Thanks for your replies so far about the blog party – I’ll do an update when I’ve heard from more people.  Several have other things to do at present than keep up with blogs, reading or writing, so I’ll send a few emails around in a while.  So far, it looks like the 10th or 17th May, 7th or 14th June or 5th or 19th July, if it’s a Saturday, or the corresponding Sunday in each case and there are a couple of other Sunday options too.

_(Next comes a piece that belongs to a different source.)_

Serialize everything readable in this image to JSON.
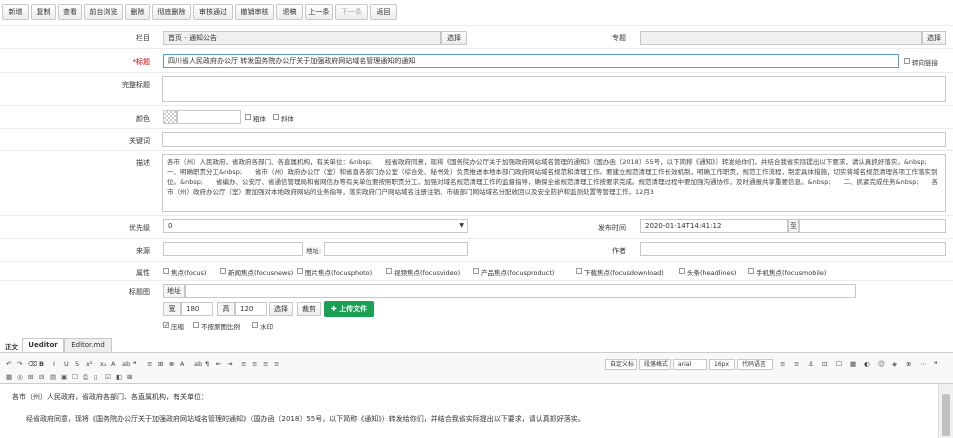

The garden list I wrote has fourteen items on it.  Some are jobs I can do, some I need help with, some are certainly not for me.  For example, a little playhouse that Russell made for the children a few years ago will be turned into a new henhouse, and nest boxes have to be made for it, and I’m no carpenter.  I’m a weak and feeble woman when it comes to sawing wood, I’m quite pathetic.  And there are paving slabs to be taken up and relaid, which is beyond either of us – that is, we both have more sense than to attempt anything so strenuous.  I’m quite looking forward to getting stuck in to those I can do though, I love a project, especially when it involves energetic work.  I’ve had quite enough rest for the last couple of weeks and am ready to be busy again.  Of course, the weather may be against us.  We’ve missed most of the bad weather suffered by much of the country, which isn’t unusual for this part of the world.  We don’t usually do extremes.  I wrote a list a few months ago and there were two items not done or unfinished – one was to move all pots out of the grass – why does anyone leave stuff lying about that later has to be mown round?  Ask Al.  Ask his father.  I don’t know the answer.  That wasn’t finished because – well, I don’t know that either.  I did some of it and asked a boy who was doing some Saturday work for us to do the rest, but Russell kept taking him away from what he saw as a pointless job.  That’s down again.  Dismantling the summerhouse isn’t, but it will get done this year, if not this winter.

This time of the year is always one for funerals, isn’t it?  A memorial service today at the Cathedral and hundreds of people were there because the man who had died was well known and loved in the Norwich area.  I took a friend, who isn’t driving at present because she has cracked a couple of ribs in a fall.  Although there were hundreds of people there and the Bishop himself gave the address, it was a warm and simple service, a loving farewell.

My good friend Ally (whom I’ve not yet met) has returned to blogging after having been forced out of it by family circumstances.  She is a wonderful, stalwart person who forges through genuinely tragic events and is open and honest about the difficulties she sometimes can’t cope with.  I usually only add people to my blogroll once they’ve commented here – simply because otherwise it would be so very long – but I make an exception for her.